Александр Амфитеатров - Сказки гор и лесов
Утэ-царица, бледная, дрожит.
– Храни тебя, Аделюц, Бог, потому что тебе грозит великое несчастье. Не дьявол то был из бездны морской, но уж лучше бы он был сам дьявол.
Ворон морской явился тебе, страшная птица неведомой пучины. Несчастьем мореходов он живет, трупы утопленников – его пища. Холодом веет от крыльев его, ржавая роса каплет с его черных перьев. Смрадною кровью обагрен его клюв, и вокруг него – воздух могилы.
Горе мужчине, который увидит его. Горькою смертью умрет он до скончания года. Горе женщине, которая увидит его. Горькою смертью умрет она до скончания года. Горе девушке, которая увидит его, потому что она потеряет невинность.
И тебя, моя Аделюц, спасти я должна. Высокую построю тебе башню. И будет в башне светлица одна, и в светлицу тебя заточу я. Одно лишь окно в светлице прорублю, чтобы могла ты корзину опускать, – посылали бы мы тебе с земли пищу. Так будешь жить ты, Аделюц, целый год, покуда молитвы мои не снимут с тебя чар дурного глаза.

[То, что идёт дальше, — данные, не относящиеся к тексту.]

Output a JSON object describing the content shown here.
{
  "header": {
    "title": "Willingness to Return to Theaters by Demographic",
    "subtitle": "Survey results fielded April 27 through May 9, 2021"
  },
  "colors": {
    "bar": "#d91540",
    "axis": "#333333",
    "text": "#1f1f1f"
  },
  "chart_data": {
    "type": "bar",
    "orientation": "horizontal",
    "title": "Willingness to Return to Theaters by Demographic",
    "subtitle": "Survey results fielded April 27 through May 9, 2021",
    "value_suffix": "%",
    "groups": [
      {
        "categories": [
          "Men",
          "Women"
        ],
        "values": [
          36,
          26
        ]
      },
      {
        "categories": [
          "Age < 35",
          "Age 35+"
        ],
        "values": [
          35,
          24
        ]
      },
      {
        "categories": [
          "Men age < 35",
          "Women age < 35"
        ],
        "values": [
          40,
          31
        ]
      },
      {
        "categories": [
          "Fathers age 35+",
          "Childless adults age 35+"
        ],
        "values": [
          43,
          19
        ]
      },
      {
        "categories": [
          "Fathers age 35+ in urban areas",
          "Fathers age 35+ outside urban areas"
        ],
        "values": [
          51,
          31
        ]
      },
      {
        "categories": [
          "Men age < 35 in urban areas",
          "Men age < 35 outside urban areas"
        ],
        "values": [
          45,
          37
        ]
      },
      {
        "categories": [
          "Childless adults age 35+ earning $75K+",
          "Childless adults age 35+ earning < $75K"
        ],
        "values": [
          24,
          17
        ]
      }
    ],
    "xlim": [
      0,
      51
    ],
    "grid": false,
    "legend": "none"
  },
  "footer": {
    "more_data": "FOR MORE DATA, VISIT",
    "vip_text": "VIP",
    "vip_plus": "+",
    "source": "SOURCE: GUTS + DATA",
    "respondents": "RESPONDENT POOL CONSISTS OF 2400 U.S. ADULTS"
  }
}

В светлице Аделюц на ложе лежит. Давно уже темная ночь землю кроет. Снежная буря вокруг башни гудит. Кто в оконце стучит, когтями царапает, кричит и стонет?

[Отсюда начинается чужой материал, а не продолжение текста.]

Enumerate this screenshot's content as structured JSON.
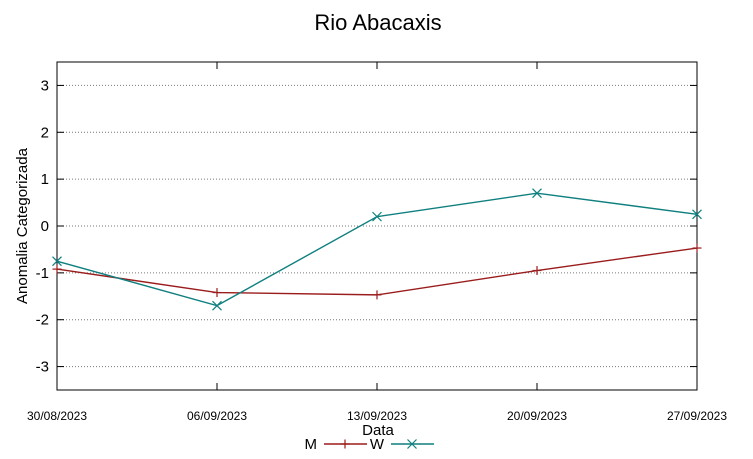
{
  "chart_data": {
    "type": "line",
    "title": "Rio Abacaxis",
    "xlabel": "Data",
    "ylabel": "Anomalia Categorizada",
    "categories": [
      "30/08/2023",
      "06/09/2023",
      "13/09/2023",
      "20/09/2023",
      "27/09/2023"
    ],
    "yticks": [
      "3",
      "2",
      "1",
      "0",
      "-1",
      "-2",
      "-3"
    ],
    "ylim": [
      -3.5,
      3.5
    ],
    "grid": "horizontal dotted",
    "legend": "bottom-center",
    "series": [
      {
        "name": "M",
        "color": "#9b1c1c",
        "marker": "plus",
        "values": [
          -0.92,
          -1.42,
          -1.47,
          -0.95,
          -0.47
        ]
      },
      {
        "name": "W",
        "color": "#0f7f7f",
        "marker": "x",
        "values": [
          -0.75,
          -1.7,
          0.2,
          0.7,
          0.25
        ]
      }
    ]
  }
}
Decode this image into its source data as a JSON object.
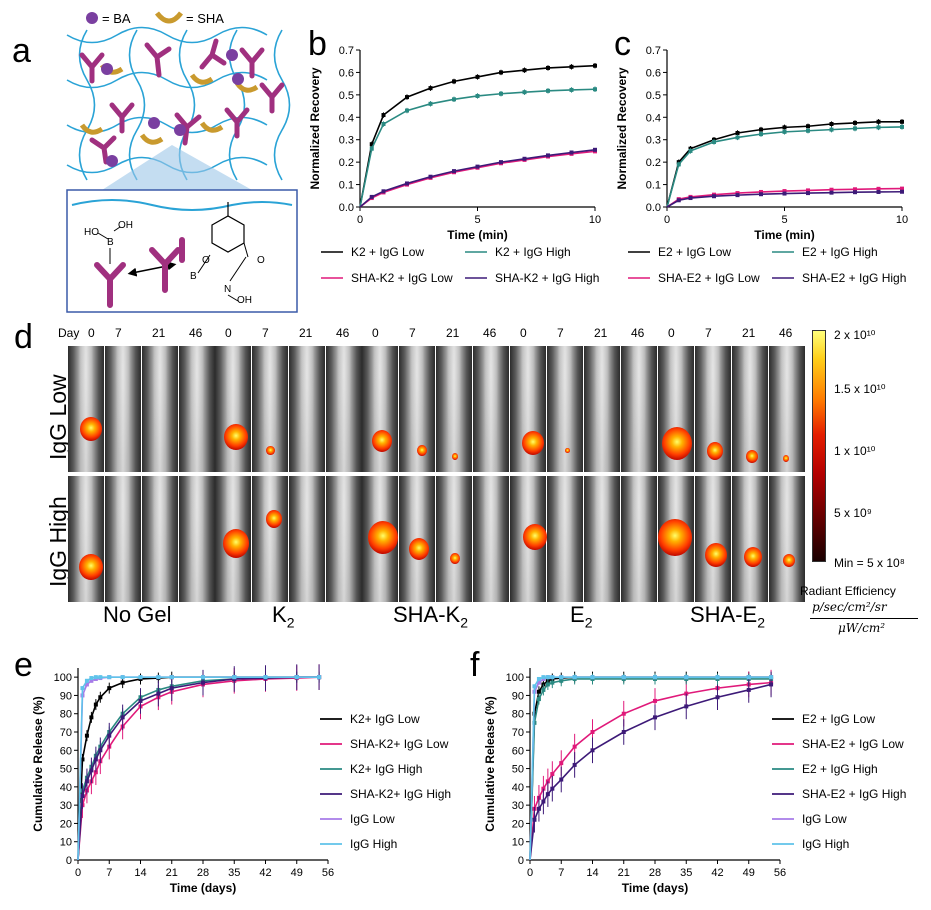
{
  "panel_labels": {
    "a": "a",
    "b": "b",
    "c": "c",
    "d": "d",
    "e": "e",
    "f": "f"
  },
  "panel_a": {
    "legend_ba": "= BA",
    "legend_sha": "= SHA",
    "chem": {
      "ho1": "HO",
      "oh1": "OH",
      "b1": "B",
      "o1": "O",
      "o2": "O",
      "b2": "B",
      "n": "N",
      "oh2": "OH",
      "o3": "O"
    }
  },
  "panel_b": {
    "ylabel": "Normalized Recovery",
    "xlabel": "Time (min)",
    "yticks": [
      "0.0",
      "0.1",
      "0.2",
      "0.3",
      "0.4",
      "0.5",
      "0.6",
      "0.7"
    ],
    "xticks": [
      "0",
      "5",
      "10"
    ],
    "legend": [
      "K2 + IgG Low",
      "K2 + IgG High",
      "SHA-K2 + IgG Low",
      "SHA-K2 + IgG High"
    ]
  },
  "panel_c": {
    "ylabel": "Normalized Recovery",
    "xlabel": "Time (min)",
    "yticks": [
      "0.0",
      "0.1",
      "0.2",
      "0.3",
      "0.4",
      "0.5",
      "0.6",
      "0.7"
    ],
    "xticks": [
      "0",
      "5",
      "10"
    ],
    "legend": [
      "E2 + IgG Low",
      "E2 + IgG High",
      "SHA-E2 + IgG Low",
      "SHA-E2 + IgG High"
    ]
  },
  "panel_d": {
    "day_prefix": "Day",
    "days": [
      "0",
      "7",
      "21",
      "46"
    ],
    "rows": [
      "IgG Low",
      "IgG High"
    ],
    "groups": [
      "No Gel",
      "K2",
      "SHA-K2",
      "E2",
      "SHA-E2"
    ],
    "colorbar": {
      "ticks": [
        "2 x 10¹⁰",
        "1.5 x 10¹⁰",
        "1 x 10¹⁰",
        "5 x 10⁹",
        "Min = 5 x 10⁸"
      ],
      "title": "Radiant Efficiency",
      "unit_num": "p/sec/cm²/sr",
      "unit_den": "μW/cm²"
    }
  },
  "panel_e": {
    "ylabel": "Cumulative Release (%)",
    "xlabel": "Time (days)",
    "yticks": [
      "0",
      "10",
      "20",
      "30",
      "40",
      "50",
      "60",
      "70",
      "80",
      "90",
      "100"
    ],
    "xticks": [
      "0",
      "7",
      "14",
      "21",
      "28",
      "35",
      "42",
      "49",
      "56"
    ],
    "legend": [
      "K2+ IgG Low",
      "SHA-K2+ IgG Low",
      "K2+ IgG High",
      "SHA-K2+ IgG High",
      "IgG Low",
      "IgG High"
    ]
  },
  "panel_f": {
    "ylabel": "Cumulative Release (%)",
    "xlabel": "Time (days)",
    "yticks": [
      "0",
      "10",
      "20",
      "30",
      "40",
      "50",
      "60",
      "70",
      "80",
      "90",
      "100"
    ],
    "xticks": [
      "0",
      "7",
      "14",
      "21",
      "28",
      "35",
      "42",
      "49",
      "56"
    ],
    "legend": [
      "E2 + IgG Low",
      "SHA-E2 + IgG Low",
      "E2 + IgG High",
      "SHA-E2 + IgG High",
      "IgG Low",
      "IgG High"
    ]
  },
  "colors": {
    "black": "#000000",
    "teal": "#2a8a82",
    "pink": "#e0197a",
    "purple": "#3d1a78",
    "lavender": "#a77be8",
    "lightblue": "#5fc3ea",
    "magenta": "#a0307f",
    "gold": "#c99a2e",
    "gelblue": "#2aa3d6"
  },
  "chart_data": [
    {
      "panel": "b",
      "type": "line",
      "xlabel": "Time (min)",
      "ylabel": "Normalized Recovery",
      "xlim": [
        0,
        10
      ],
      "ylim": [
        0,
        0.7
      ],
      "x": [
        0,
        0.5,
        1,
        2,
        3,
        4,
        5,
        6,
        7,
        8,
        9,
        10
      ],
      "series": [
        {
          "name": "K2 + IgG Low",
          "values": [
            0.0,
            0.28,
            0.41,
            0.49,
            0.53,
            0.56,
            0.58,
            0.6,
            0.61,
            0.62,
            0.625,
            0.63
          ]
        },
        {
          "name": "K2 + IgG High",
          "values": [
            0.0,
            0.26,
            0.37,
            0.43,
            0.46,
            0.48,
            0.495,
            0.505,
            0.512,
            0.518,
            0.522,
            0.525
          ]
        },
        {
          "name": "SHA-K2 + IgG Low",
          "values": [
            0.0,
            0.04,
            0.065,
            0.1,
            0.13,
            0.155,
            0.175,
            0.195,
            0.21,
            0.225,
            0.237,
            0.248
          ]
        },
        {
          "name": "SHA-K2 + IgG High",
          "values": [
            0.0,
            0.045,
            0.07,
            0.105,
            0.135,
            0.16,
            0.18,
            0.2,
            0.215,
            0.23,
            0.243,
            0.255
          ]
        }
      ]
    },
    {
      "panel": "c",
      "type": "line",
      "xlabel": "Time (min)",
      "ylabel": "Normalized Recovery",
      "xlim": [
        0,
        10
      ],
      "ylim": [
        0,
        0.7
      ],
      "x": [
        0,
        0.5,
        1,
        2,
        3,
        4,
        5,
        6,
        7,
        8,
        9,
        10
      ],
      "series": [
        {
          "name": "E2 + IgG Low",
          "values": [
            0.0,
            0.2,
            0.26,
            0.3,
            0.33,
            0.345,
            0.355,
            0.36,
            0.37,
            0.375,
            0.38,
            0.38
          ]
        },
        {
          "name": "E2 + IgG High",
          "values": [
            0.0,
            0.19,
            0.25,
            0.29,
            0.31,
            0.325,
            0.335,
            0.34,
            0.345,
            0.35,
            0.355,
            0.357
          ]
        },
        {
          "name": "SHA-E2 + IgG Low",
          "values": [
            0.0,
            0.035,
            0.045,
            0.055,
            0.062,
            0.067,
            0.071,
            0.074,
            0.077,
            0.079,
            0.081,
            0.082
          ]
        },
        {
          "name": "SHA-E2 + IgG High",
          "values": [
            0.0,
            0.03,
            0.04,
            0.048,
            0.053,
            0.057,
            0.06,
            0.062,
            0.064,
            0.066,
            0.067,
            0.068
          ]
        }
      ]
    },
    {
      "panel": "e",
      "type": "line",
      "xlabel": "Time (days)",
      "ylabel": "Cumulative Release (%)",
      "xlim": [
        0,
        56
      ],
      "ylim": [
        0,
        105
      ],
      "x": [
        0,
        1,
        2,
        3,
        4,
        5,
        7,
        10,
        14,
        18,
        21,
        28,
        35,
        42,
        49,
        54
      ],
      "series": [
        {
          "name": "K2+ IgG Low",
          "values": [
            0,
            55,
            68,
            78,
            85,
            89,
            94,
            97,
            99,
            99.5,
            100,
            100,
            100,
            100,
            100,
            100
          ]
        },
        {
          "name": "SHA-K2+ IgG Low",
          "values": [
            0,
            30,
            38,
            43,
            48,
            54,
            62,
            73,
            84,
            89,
            92,
            96,
            98,
            99,
            99.5,
            100
          ]
        },
        {
          "name": "K2+ IgG High",
          "values": [
            0,
            38,
            45,
            51,
            57,
            62,
            70,
            80,
            89,
            93,
            95,
            98,
            99,
            99.5,
            100,
            100
          ]
        },
        {
          "name": "SHA-K2+ IgG High",
          "values": [
            0,
            35,
            43,
            49,
            55,
            60,
            68,
            78,
            87,
            91,
            94,
            97,
            99,
            99.5,
            100,
            100
          ]
        },
        {
          "name": "IgG Low",
          "values": [
            0,
            90,
            96,
            98,
            99,
            99.5,
            100,
            100,
            100,
            100,
            100,
            100,
            100,
            100,
            100,
            100
          ]
        },
        {
          "name": "IgG High",
          "values": [
            0,
            94,
            98,
            99.5,
            100,
            100,
            100,
            100,
            100,
            100,
            100,
            100,
            100,
            100,
            100,
            100
          ]
        }
      ]
    },
    {
      "panel": "f",
      "type": "line",
      "xlabel": "Time (days)",
      "ylabel": "Cumulative Release (%)",
      "xlim": [
        0,
        56
      ],
      "ylim": [
        0,
        105
      ],
      "x": [
        0,
        1,
        2,
        3,
        4,
        5,
        7,
        10,
        14,
        21,
        28,
        35,
        42,
        49,
        54
      ],
      "series": [
        {
          "name": "E2 + IgG Low",
          "values": [
            0,
            80,
            92,
            96,
            98,
            99,
            99.5,
            100,
            100,
            100,
            100,
            100,
            100,
            100,
            100
          ]
        },
        {
          "name": "SHA-E2 + IgG Low",
          "values": [
            0,
            28,
            34,
            39,
            43,
            47,
            53,
            62,
            70,
            80,
            87,
            91,
            94,
            96,
            97
          ]
        },
        {
          "name": "E2 + IgG High",
          "values": [
            0,
            75,
            88,
            93,
            96,
            97,
            98,
            99,
            99,
            99,
            99,
            99,
            99,
            99,
            99
          ]
        },
        {
          "name": "SHA-E2 + IgG High",
          "values": [
            0,
            22,
            28,
            32,
            36,
            39,
            44,
            52,
            60,
            70,
            78,
            84,
            89,
            93,
            96
          ]
        },
        {
          "name": "IgG Low",
          "values": [
            0,
            92,
            97,
            99,
            100,
            100,
            100,
            100,
            100,
            100,
            100,
            100,
            100,
            100,
            100
          ]
        },
        {
          "name": "IgG High",
          "values": [
            0,
            95,
            99,
            100,
            100,
            100,
            100,
            100,
            100,
            100,
            100,
            100,
            100,
            100,
            100
          ]
        }
      ]
    }
  ]
}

– Отвори, прекрасная Аделюц, отвори, потому что я тебя люблю и хочу, чтобы ты меня любила. Сильно озяб я в снежной ночи, и крылья мои коченеют. Пусти меня, Аделюц, к тебе на кровать, обогрей на своей груди, в любовных объятьях.
– Не пущу я тебя на кровать, не стану греть на груди, в своих объятьях. Что мне до того, что ты любишь меня? Не бывать тебе мною любимым. Потому что я знаю: ты черный ворон морской, страшная птица неведомой пучины. Несчастьем мореходов ты живешь, трупы утопленников – твоя пища… Холодом смерти веет от крыльев твоих… ржавая роса каплет с твоих перьев. Смрадною кровью твой клюв обагрен, и вокруг тебя – воздух могилы.
– Пусть кровью мой клюв обагрен, пусть вокруг меня воздух могилы. Но за то я в пучине океана живу, и все богатства его мне известны. Если ты мне отворишь окно, если ты мне объятья откроешь, лучший перл я тебе подарю, – лучший перл, какой родила глубина океана.
Пусть холодом веет от крыльев моих, пусть ржавая роса увлажняет мои перья. Но зато я в подземных пещерах живу, и все их богатства мне известны. Если ты мне отворишь окно, если ты меня на грудь свою примешь, – лучший в мире рубин я тебе подарю, величиною в куриное яйцо, и красный, как адское пламя.
Пусть я несчастьем мореходов кормлюсь, пусть трупы утопленников – моя пища. За то я в подводных чертогах царю, и все их богатства мне подвластны. Если ты мне отворишь окно, если ты меня любовью согреешь, – золотой пояс я тебе подарю, снятый с мертвой языческой царицы.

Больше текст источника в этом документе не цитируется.